Mars mission
NASA's future Mars Mission may include bringing dogs to the Red Planet. Pictured: The NASA InSight spacecraft launches onboard a United Launch Alliance Atlas-V rocket on May 5, 2018, from Vandenberg Air Force Base in California. ROBYN BECK/AFP/Getty Images

Man’s best friend will likely follow his master anywhere --even to Mars.

NASA recently released an artist’s perspective of the first Mars inhabitants from Earth, and it includes a dog dressed in his own spacesuit. This got some people speculating if the space agency plans to include a furry four-legged companion in its future journey to the Red Planet.

NASA’s different illustrations show various scenes of humans making it to another surface apart from Earth. There’s a photo of an astronaut floating inside a lunar space station with the moon behind her. Another shows a lunar explorer that steadies a camera on a tripod to take a picture of Earth. And another image depicts an astronaut standing on the red Martian surface with a dog by her side.

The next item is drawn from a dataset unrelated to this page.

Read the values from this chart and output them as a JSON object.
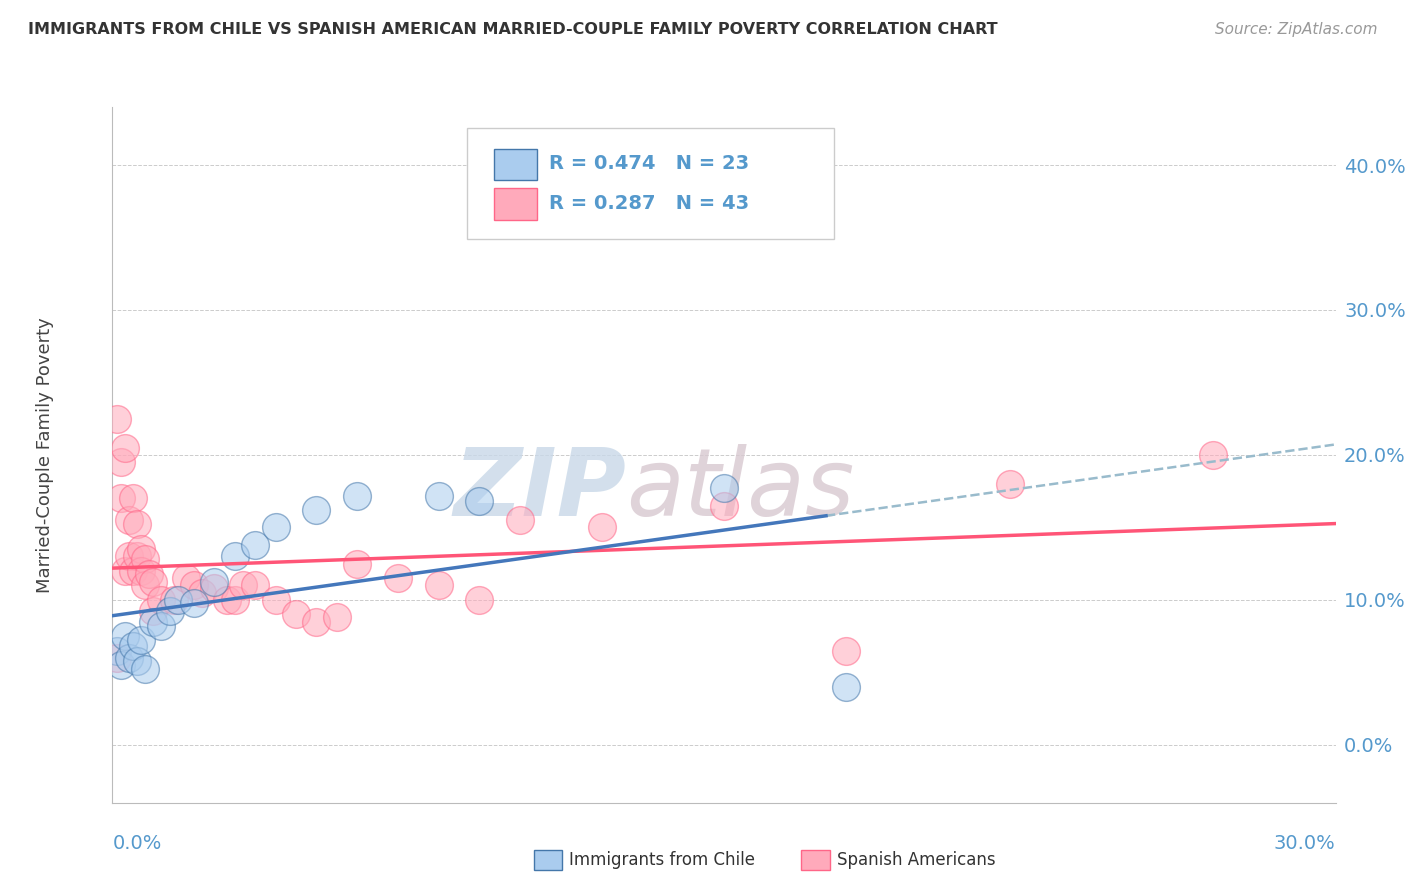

According to The Atlantic, NASA’s current plans to once more travel to the moon and Mars do not include a canine companion. The agency recently shared that it aims to once more dominate the space industry by revealing plans to reach the moon and the Red Planet sometime in the year 2030. For this, they could be working on several private space groups who are part of the agency’s commercial space program.

Now, although there are no concrete plans or announcements about sending dogs to space, the idea does have merit. Various space agencies have been sending dogs to space from the 1950s to the 1960s as part of a general space study.

The Soviet Union, for example, trained a dog named Bobik to travel to space. However, days before the launch, the dog ran away so the Russian space agency had to snatch a stray dog from the street and send that instead. The dog named ZIB, a Russian acronym that means “substitute for the vanished Bobik,” went to space and got back to Earth safely.

Zib, however, only reached sub-orbital space. The first real dog to ever reach the outer regions is a dog named Laika. Laika was able to circle the Earth through space and stayed for five months. Laika did not survive the journey because the capsule ran out of oxygen after a week.

Now, the NASA illustration seemed to suggest that should a dog be included in the Mars mission, they won’t be test subjects anymore but companions. This is something that Clive Wynne, a psychology professor at Arizona State University who studies canine behavior, said wouldn’t work.

A Mars mission would most likely mean going to the Red Planet in a very cramped and uncomfortable capsule. It would be hard for astronauts to experience the space travel, much more for a creature that doesn’t understand what’s going on.

So a Mars mission with a canine companion is very unlikely for now. But once massive ships like the USS Enterprise gets built, then dogs might stand a chance to survive the journey. Until then, our furry friends can just continue enjoying the fields of Earth at the moment.